Rollback Procedures
When a deployment introduces issues, you need to roll back quickly. This guide covers rollback procedures for every layer of the stack.
Decision Matrix
| Scenario | Action | Recovery Time |
|---|---|---|
| Bad code deploy (no DB change) | kubectl rollout undo or ArgoCD rollback | < 2 minutes |
| Bad code + reversible DB migration | Roll back migration → roll back code | < 10 minutes |
| Bad code + irreversible DB migration | Fix forward with new code | Varies |
| Infrastructure misconfiguration | terraform apply with previous state | < 15 minutes |
| Corrupted FalkorDB graph | Restore from backup or re-ingest | 30–60 minutes |
| Total environment failure | Terraform destroy + recreate | 1–2 hours |
Service Rollback (Application Code)
Roll back a service to its previous image:
Option A: ArgoCD Rollback (Preferred)
# View deployment history
argocd app history gospelib-production
# Roll back to a previous revision
argocd app rollback gospelib-production <REVISION_NUMBER>
Option B: kubectl Rollback
# Roll back the most recent deployment
kubectl rollout undo deployment/gospelib-gateway -n gospelib-production
# Verify the rollback
kubectl rollout status deployment/gospelib-gateway -n gospelib-production
Option C: Pin to a Known-Good Image
cd infra/k8s/overlays/production
kustomize edit set image gospelib-gateway=$ECR_URL/gospelib-gateway:<KNOWN_GOOD_SHA>
kustomize build . | kubectl apply -f -
Full Release Rollback
Roll back ALL services to the previous release:
# Find the previous release tag
git tag -l 'release/v*' --sort=-v:refname | head -5
Option A: Revert the Kustomize Commit
git log --oneline infra/k8s/overlays/production/kustomization.yaml | head -5
git revert <COMMIT_SHA>
git push origin main
# ArgoCD syncs automatically
Option B: ArgoCD Full History Rollback
argocd app rollback gospelib-production <PREVIOUS_REVISION>
Database Migration Rollback
PostgreSQL
# Check current migration version
migrate -source "file://services/auth/migrations" \
-database "$PG_URL" version
# Roll back one migration
migrate -source "file://services/auth/migrations" \
-database "$PG_URL" down 1
# Roll back to a specific version
migrate -source "file://services/auth/migrations" \
-database "$PG_URL" goto 5
warning
Data-destructive down migrations (dropping columns or tables) cannot be undone. If you've dropped data, you must restore from a backup or fix forward.
FalkorDB
FalkorDB does not have traditional migrations. Rollback options:
- Additive changes (new indices, new node types): Leave them in place — they are harmless
- Destructive changes (removed nodes, changed schema): Restore from backup
- Nuclear option: Re-run full ingest from corpus data with
--reset
# Full re-ingest (staging only — destroys and rebuilds)

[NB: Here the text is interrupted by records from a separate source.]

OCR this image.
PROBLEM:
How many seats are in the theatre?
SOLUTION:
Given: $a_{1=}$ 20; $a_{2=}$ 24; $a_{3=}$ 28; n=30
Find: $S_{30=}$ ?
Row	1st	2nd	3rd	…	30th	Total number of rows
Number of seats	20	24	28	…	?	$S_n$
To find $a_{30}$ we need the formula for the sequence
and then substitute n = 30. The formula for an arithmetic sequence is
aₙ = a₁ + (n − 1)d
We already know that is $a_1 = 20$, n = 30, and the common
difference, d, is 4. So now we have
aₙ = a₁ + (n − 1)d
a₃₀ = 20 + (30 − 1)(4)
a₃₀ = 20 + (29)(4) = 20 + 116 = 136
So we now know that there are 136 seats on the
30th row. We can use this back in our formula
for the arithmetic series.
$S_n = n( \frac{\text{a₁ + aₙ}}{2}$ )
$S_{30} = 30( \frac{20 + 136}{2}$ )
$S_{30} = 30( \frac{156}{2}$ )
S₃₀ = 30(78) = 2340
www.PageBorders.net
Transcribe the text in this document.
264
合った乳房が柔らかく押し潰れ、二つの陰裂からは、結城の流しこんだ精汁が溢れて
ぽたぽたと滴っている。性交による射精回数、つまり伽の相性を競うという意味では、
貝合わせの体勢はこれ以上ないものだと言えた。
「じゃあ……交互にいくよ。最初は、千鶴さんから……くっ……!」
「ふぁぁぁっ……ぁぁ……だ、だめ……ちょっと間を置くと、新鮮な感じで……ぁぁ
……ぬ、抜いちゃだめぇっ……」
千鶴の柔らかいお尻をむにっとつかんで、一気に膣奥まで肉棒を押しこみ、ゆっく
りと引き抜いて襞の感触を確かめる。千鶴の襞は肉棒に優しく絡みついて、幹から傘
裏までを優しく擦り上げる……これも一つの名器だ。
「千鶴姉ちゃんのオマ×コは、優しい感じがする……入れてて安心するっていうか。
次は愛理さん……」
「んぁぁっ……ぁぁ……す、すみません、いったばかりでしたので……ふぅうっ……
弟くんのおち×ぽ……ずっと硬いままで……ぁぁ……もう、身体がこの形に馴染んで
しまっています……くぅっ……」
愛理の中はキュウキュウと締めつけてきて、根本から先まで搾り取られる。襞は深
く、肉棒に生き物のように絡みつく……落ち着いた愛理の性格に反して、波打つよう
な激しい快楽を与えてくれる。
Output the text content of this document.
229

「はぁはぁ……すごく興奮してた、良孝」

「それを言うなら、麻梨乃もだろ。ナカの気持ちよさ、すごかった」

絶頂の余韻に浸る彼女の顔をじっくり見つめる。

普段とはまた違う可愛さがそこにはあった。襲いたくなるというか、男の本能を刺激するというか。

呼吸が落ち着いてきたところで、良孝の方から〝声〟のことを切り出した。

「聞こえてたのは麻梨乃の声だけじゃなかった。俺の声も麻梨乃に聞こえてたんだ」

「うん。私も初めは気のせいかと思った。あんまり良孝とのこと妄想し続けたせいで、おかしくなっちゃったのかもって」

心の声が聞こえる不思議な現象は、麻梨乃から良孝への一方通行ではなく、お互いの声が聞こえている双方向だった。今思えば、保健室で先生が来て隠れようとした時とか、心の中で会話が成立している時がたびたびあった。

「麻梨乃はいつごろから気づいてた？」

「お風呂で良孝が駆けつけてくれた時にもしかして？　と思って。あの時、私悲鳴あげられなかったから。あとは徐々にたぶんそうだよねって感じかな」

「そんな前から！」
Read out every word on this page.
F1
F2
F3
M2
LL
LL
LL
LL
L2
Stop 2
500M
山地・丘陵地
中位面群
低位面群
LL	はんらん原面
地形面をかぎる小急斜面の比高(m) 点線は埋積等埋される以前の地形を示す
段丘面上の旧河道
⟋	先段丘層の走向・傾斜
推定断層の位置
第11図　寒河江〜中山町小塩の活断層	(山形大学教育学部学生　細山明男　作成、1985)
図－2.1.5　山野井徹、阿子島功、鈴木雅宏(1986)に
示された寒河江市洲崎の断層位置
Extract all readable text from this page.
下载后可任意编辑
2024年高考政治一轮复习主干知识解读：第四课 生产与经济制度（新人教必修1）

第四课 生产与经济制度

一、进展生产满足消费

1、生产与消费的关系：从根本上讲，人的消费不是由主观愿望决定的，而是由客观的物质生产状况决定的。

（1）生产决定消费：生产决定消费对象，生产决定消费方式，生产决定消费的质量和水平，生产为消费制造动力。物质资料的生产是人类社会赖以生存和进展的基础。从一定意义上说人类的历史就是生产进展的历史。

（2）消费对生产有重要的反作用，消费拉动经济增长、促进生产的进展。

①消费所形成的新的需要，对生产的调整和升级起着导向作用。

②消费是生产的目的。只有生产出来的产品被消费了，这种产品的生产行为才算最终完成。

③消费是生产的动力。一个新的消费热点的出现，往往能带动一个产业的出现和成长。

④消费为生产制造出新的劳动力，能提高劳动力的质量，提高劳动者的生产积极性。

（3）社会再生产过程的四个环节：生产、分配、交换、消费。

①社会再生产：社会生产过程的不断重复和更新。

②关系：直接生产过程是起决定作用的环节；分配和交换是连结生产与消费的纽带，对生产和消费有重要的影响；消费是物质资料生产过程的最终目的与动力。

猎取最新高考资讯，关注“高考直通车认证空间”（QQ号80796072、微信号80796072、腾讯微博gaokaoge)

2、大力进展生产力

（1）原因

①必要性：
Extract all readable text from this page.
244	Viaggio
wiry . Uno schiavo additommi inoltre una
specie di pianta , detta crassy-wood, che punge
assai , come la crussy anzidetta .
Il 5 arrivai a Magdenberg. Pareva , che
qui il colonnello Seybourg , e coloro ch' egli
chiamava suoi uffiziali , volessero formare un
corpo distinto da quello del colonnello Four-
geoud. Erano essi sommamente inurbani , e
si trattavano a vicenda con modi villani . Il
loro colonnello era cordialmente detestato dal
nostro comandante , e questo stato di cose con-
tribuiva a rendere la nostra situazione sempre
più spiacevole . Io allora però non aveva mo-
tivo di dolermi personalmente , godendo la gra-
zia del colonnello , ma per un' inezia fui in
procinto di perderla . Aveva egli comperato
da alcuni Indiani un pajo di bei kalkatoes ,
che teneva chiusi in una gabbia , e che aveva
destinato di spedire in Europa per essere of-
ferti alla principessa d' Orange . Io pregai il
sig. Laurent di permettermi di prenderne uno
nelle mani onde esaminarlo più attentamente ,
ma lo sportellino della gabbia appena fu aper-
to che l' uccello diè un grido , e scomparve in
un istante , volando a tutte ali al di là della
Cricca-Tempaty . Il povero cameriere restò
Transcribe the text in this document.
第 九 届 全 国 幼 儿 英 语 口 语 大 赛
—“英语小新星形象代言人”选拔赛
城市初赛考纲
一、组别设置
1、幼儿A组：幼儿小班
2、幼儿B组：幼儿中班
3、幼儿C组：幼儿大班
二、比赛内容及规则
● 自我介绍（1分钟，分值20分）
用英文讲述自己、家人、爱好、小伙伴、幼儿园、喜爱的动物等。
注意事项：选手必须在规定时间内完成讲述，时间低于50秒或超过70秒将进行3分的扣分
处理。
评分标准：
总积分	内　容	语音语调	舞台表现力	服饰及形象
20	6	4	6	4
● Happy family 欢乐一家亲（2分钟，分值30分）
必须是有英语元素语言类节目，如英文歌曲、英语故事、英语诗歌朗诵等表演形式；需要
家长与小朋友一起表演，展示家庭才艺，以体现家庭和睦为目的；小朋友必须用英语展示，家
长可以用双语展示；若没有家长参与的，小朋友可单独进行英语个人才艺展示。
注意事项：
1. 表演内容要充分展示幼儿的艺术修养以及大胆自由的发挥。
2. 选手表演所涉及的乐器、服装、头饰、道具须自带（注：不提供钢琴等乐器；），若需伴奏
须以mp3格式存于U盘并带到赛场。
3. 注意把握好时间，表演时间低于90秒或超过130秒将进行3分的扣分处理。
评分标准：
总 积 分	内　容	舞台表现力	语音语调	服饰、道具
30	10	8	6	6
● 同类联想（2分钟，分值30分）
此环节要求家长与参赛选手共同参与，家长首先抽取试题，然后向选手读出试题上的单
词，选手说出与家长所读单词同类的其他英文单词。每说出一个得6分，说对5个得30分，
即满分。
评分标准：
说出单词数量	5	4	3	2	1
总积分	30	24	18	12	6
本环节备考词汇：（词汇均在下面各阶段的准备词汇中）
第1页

kubectl apply -f infra/k8s/jobs/ingest-full.yaml -n gospelib-staging
Infrastructure Rollback (Terraform)
cd infra/terraform/environments/production
# Find the previous state version in S3
aws s3api list-object-versions \
--bucket gospelib-terraform-state \
--prefix infrastructure/terraform.tfstate
# Download the previous version
aws s3api get-object \
--bucket gospelib-terraform-state \
--key infrastructure/terraform.tfstate \
--version-id <PREVIOUS_VERSION_ID> \
/tmp/terraform.tfstate.backup
# Push the old state back
terraform state push /tmp/terraform.tfstate.backup
# Apply to revert infrastructure
terraform apply
Disaster Recovery
Backup Schedule
| Data Store | Method | Frequency | Retention |
|---|---|---|---|
| PostgreSQL | RDS automated snapshots | Daily | 14 days (prod) |
| PostgreSQL | Manual snapshot before releases | Per release | 30 days |
| FalkorDB | Redis BGSAVE → S3 | Every 6 hours | 7 days |
| Typesense | Snapshot API → S3 | Daily | 7 days |
| Corpus data | Git | Every commit | Permanent |
| Terraform state | S3 versioning | Every apply | 90 days |
Restore PostgreSQL from Snapshot
# List available snapshots
aws rds describe-db-snapshots \
--db-instance-identifier gospelib-production \
--query 'DBSnapshots[*].[DBSnapshotIdentifier,SnapshotCreateTime]' \
--output table
# Restore from snapshot
aws rds restore-db-instance-from-db-snapshot \
--db-instance-identifier gospelib-production-restored \
--db-snapshot-identifier <SNAPSHOT_ID> \
--db-instance-class db.t3.medium
# After verification, swap instance names
aws rds modify-db-instance \
--db-instance-identifier gospelib-production \
--new-db-instance-identifier gospelib-production-old
aws rds modify-db-instance \
--db-instance-identifier gospelib-production-restored \
--new-db-instance-identifier gospelib-production
Verify the Rollback
After any rollback:
# Check all pods are running
kubectl get pods -n gospelib-production
# Hit health endpoints
curl https://api.gospelib.com/health
curl https://api.gospelib.com/ready
# Monitor logs for errors
kubectl logs -f -l app=gospelib-gateway -n gospelib-production --since=5m
Monitor Grafana dashboards for 15 minutes to confirm stability.